I called Miller because I wanted to understand something very straightforward: For what products do we most depend on China, and for what products does China most depend on us?

According to Miller’s data, America’s deepest dependencies fit into two buckets. The first is typical family products. As a share of all U.S. imports, China accounts for 99 percent of child safety seats with detachable hard shells, 96 percent of pet toys, 95 percent of cooking appliances, 93 percent of children’s coloring books, 88 percent of microwave ovens, and more than 70 percent of toys for children under 12. Altogether, these imports amount to many billions of dollars of annual spending. “These items simply will not be available or they’re going to double in price,” Miller said.

The pain of a trade war over toys would not be trivial. The toy-and-hobby industry supports about 400,000 to 600,000 jobs in the U.S., mostly in warehousing and retail. But more than 80 percent of toys are still made in China, because of the country’s ability to combine a wide range of industrial functions—textile production, plastic molding, electronic manufacturing, and safety testing—all at scale. “I think what the American consumer will discover very quickly is how dependent we are on China for a lot of these items,” Miller said.
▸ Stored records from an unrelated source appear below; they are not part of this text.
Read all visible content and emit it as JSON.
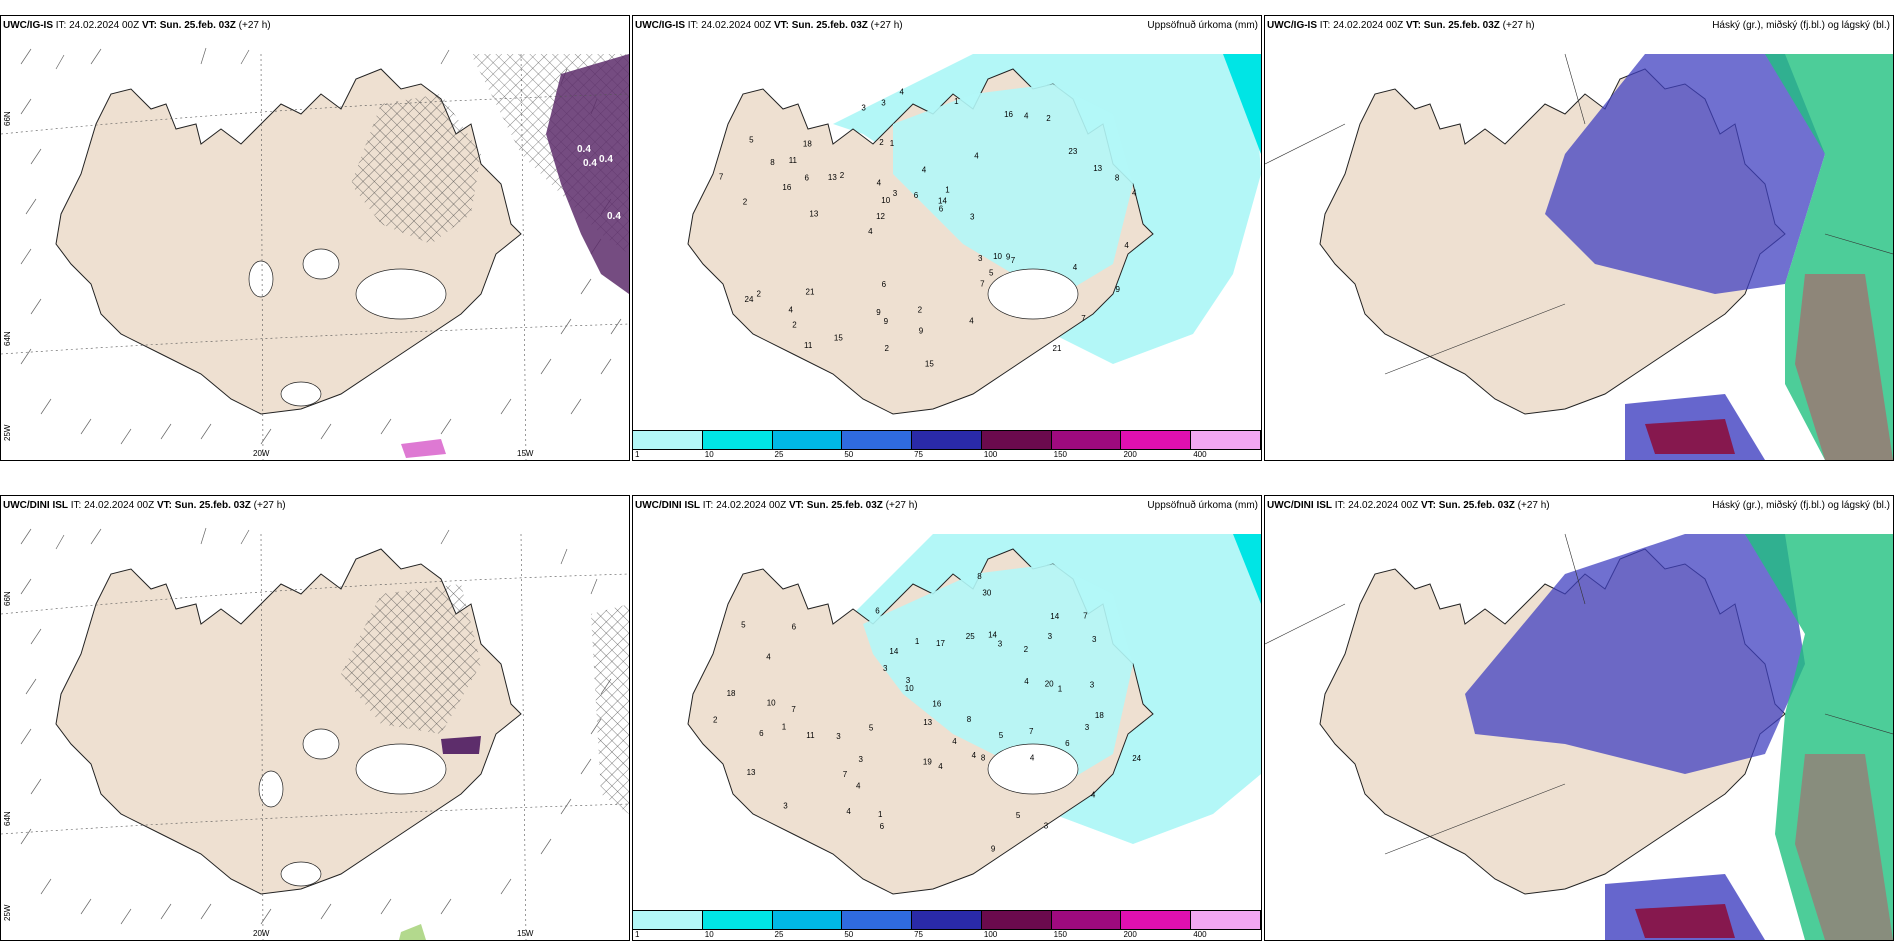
{
  "rows": [
    {
      "model": "UWC/IG-IS",
      "it_label": "IT:",
      "it": "24.02.2024 00Z",
      "vt_label": "VT:",
      "vt": "Sun. 25.feb. 03Z",
      "lead": "(+27 h)"
    },
    {
      "model": "UWC/DINI ISL",
      "it_label": "IT:",
      "it": "24.02.2024 00Z",
      "vt_label": "VT:",
      "vt": "Sun. 25.feb. 03Z",
      "lead": "(+27 h)"
    }
  ],
  "precip_title": "Uppsöfnuð úrkoma (mm)",
  "cloud_title": "Háský (gr.), miðský (fj.bl.) og lágský (bl.)",
  "lon_labels": [
    "20W",
    "15W"
  ],
  "lat_labels": [
    "66N",
    "64N",
    "25W",
    "66N",
    "64N"
  ],
  "colorbar": {
    "ticks": [
      "1",
      "10",
      "25",
      "50",
      "75",
      "100",
      "150",
      "200",
      "400"
    ],
    "colors": [
      "#b3f7f7",
      "#00e5e5",
      "#00b8e6",
      "#2f6bdf",
      "#2a2aa8",
      "#6b0a4d",
      "#9e0a7e",
      "#e010b0",
      "#f2a6f2"
    ]
  },
  "colors": {
    "land": "#eee0d1",
    "light_precip": "#b3f7f7",
    "cyan": "#00e5e5",
    "purple": "#5d2d6b",
    "blue_cloud": "#4040c0",
    "green_cloud": "#20c080"
  },
  "precip_top": [
    "2",
    "4",
    "4",
    "2",
    "4",
    "2",
    "2",
    "2",
    "1",
    "1",
    "7",
    "5",
    "3",
    "4",
    "3",
    "13",
    "12",
    "9",
    "10",
    "18",
    "16",
    "21",
    "21",
    "7",
    "9",
    "15",
    "13",
    "16",
    "7",
    "11",
    "8",
    "14",
    "9",
    "6",
    "24",
    "23",
    "5",
    "4",
    "4",
    "2",
    "2",
    "4",
    "13",
    "7",
    "11",
    "4",
    "1",
    "3",
    "3",
    "9",
    "6",
    "15",
    "10",
    "6",
    "8",
    "4",
    "4",
    "9",
    "6",
    "3",
    "4",
    "2"
  ],
  "precip_bottom": [
    "1",
    "4",
    "5",
    "4",
    "4",
    "3",
    "3",
    "2",
    "1",
    "3",
    "3",
    "4",
    "6",
    "8",
    "13",
    "7",
    "16",
    "18",
    "17",
    "20",
    "24",
    "18",
    "10",
    "11",
    "13",
    "10",
    "7",
    "8",
    "6",
    "7",
    "14",
    "14",
    "6",
    "3",
    "5",
    "14",
    "9",
    "3",
    "4",
    "4",
    "8",
    "5",
    "7",
    "3",
    "30",
    "25",
    "19",
    "5",
    "3",
    "4",
    "1",
    "3",
    "2",
    "6",
    "3",
    "4",
    "4",
    "1",
    "3",
    "6"
  ]
}
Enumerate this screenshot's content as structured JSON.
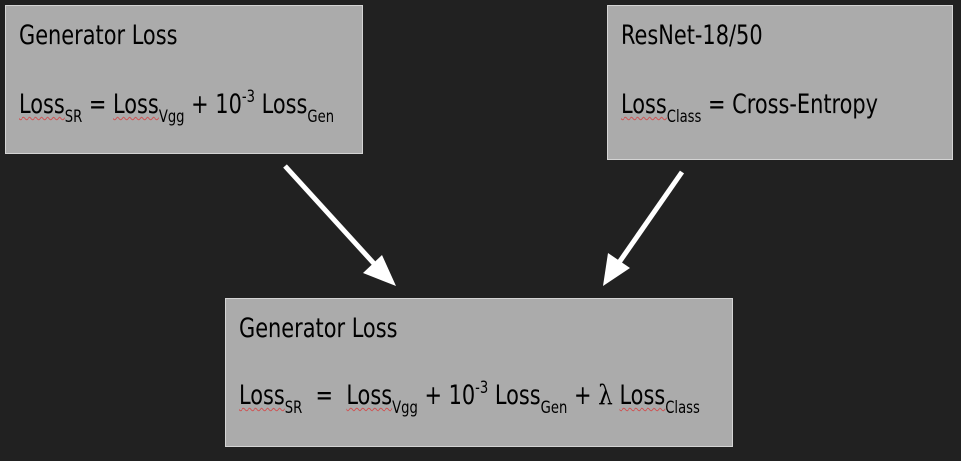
{
  "colors": {
    "background": "#212121",
    "box_fill": "#ababab",
    "box_border": "#d4d4d4",
    "arrow": "#ffffff",
    "spellcheck": "#d05050"
  },
  "boxes": {
    "generator": {
      "title": "Generator Loss",
      "formula": {
        "t1": "Loss",
        "s1": "SR",
        "t2": " = ",
        "t3": "Loss",
        "s3": "Vgg",
        "t4": " + 10",
        "p4": "-3",
        "t5": " Loss",
        "s5": "Gen"
      }
    },
    "resnet": {
      "title": "ResNet-18/50",
      "formula": {
        "t1": "Loss",
        "s1": "Class",
        "t2": " = Cross-Entropy"
      }
    },
    "combined": {
      "title": "Generator Loss",
      "formula": {
        "t1": "Loss",
        "s1": "SR",
        "t2": "  =  ",
        "t3": "Loss",
        "s3": "Vgg",
        "t4": " + 10",
        "p4": "-3",
        "t5": " Loss",
        "s5": "Gen",
        "t6": " + ",
        "lambda": "λ",
        "t7": " ",
        "t8": "Loss",
        "s8": "Class"
      }
    }
  },
  "arrows": [
    {
      "from": "generator",
      "to": "combined"
    },
    {
      "from": "resnet",
      "to": "combined"
    }
  ]
}
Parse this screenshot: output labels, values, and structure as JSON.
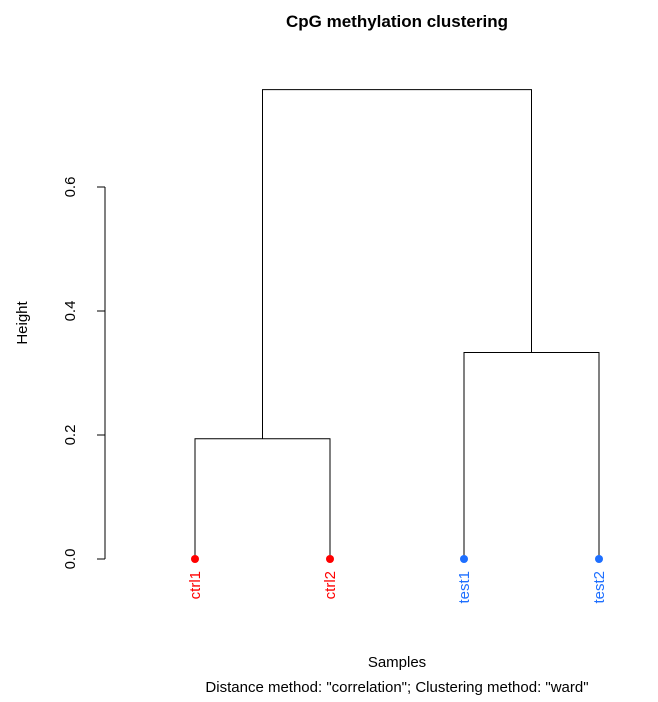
{
  "chart_data": {
    "type": "dendrogram",
    "title": "CpG methylation clustering",
    "xlabel": "Samples",
    "sublabel": "Distance method: \"correlation\"; Clustering method: \"ward\"",
    "ylabel": "Height",
    "ylim": [
      0,
      0.6
    ],
    "yticks": [
      0.0,
      0.2,
      0.4,
      0.6
    ],
    "ytick_labels": [
      "0.0",
      "0.2",
      "0.4",
      "0.6"
    ],
    "leaves": [
      {
        "label": "ctrl1",
        "color": "#ff0000"
      },
      {
        "label": "ctrl2",
        "color": "#ff0000"
      },
      {
        "label": "test1",
        "color": "#1e6fff"
      },
      {
        "label": "test2",
        "color": "#1e6fff"
      }
    ],
    "merges": [
      {
        "left": "ctrl1",
        "right": "ctrl2",
        "height": 0.194
      },
      {
        "left": "test1",
        "right": "test2",
        "height": 0.333
      },
      {
        "left": [
          "ctrl1",
          "ctrl2"
        ],
        "right": [
          "test1",
          "test2"
        ],
        "height": 0.757
      }
    ]
  }
}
The second category of Chinese dominance is in metals and electronics, which are imperative for U.S. manufacturing and energy. China is the world leader in smartphone production. The country accounts for 50 percent or more of global processing for lithium, nickel, cobalt, and manganese, which are necessary for manufacturing batteries and other electronics. If China tightens its export controls, the U.S. could quickly see surging prices for batteries and grid storage, which would raise energy prices and significantly drive up the cost of electric vehicles.

America exports more than $100 billion worth of goods to China as well. This makes China somewhat dependent on America, but it also makes some U.S. industries dependent on China. As a share of global exports, China buys 89 percent of America’s grain sorghum and 52 percent of its soybeans. It buys more than 70 percent of our frozen-pig-organ exports and more than 20 percent of our frozen beef. It buys 51 percent of our optical instruments for inspecting and making computer chips and 32 percent of our semiconductor processors.

These figures reveal a dangerous asymmetry. Although the U.S. can’t substitute China’s toy and electronics manufacturing—there really isn’t another country that can produce so many toys or phones so efficiently—China would have an easier time shifting its supply chains to make up for a trade war with the U.S. “The Chinese can turn around and buy semiconductor-manufacturing equipment from Japan or Europe,” Miller said. China could import more of its soybeans from countries such as Brazil. Many American farmers would be “wiped out” if billions of dollars of agricultural exports were erased from their books, and would require another round of bailouts. The cost of a trade war isn’t just the export income you sacrifice; it’s the higher spending required to shield Americans from the fallout.

A U.S. trade war with China would be a highly uncertain and chaotic affair. It could scramble global alliances, reshape international supply chains, and damage not only the countries on either end of the war but also the entire planet’s economy. But the U.S. has special reason to fear the outcome. China is a choke point on the global manufacture of some of the world’s most important metals and machines—including the very metals and machines that the U.S. needs in order to rebuild its industrial base.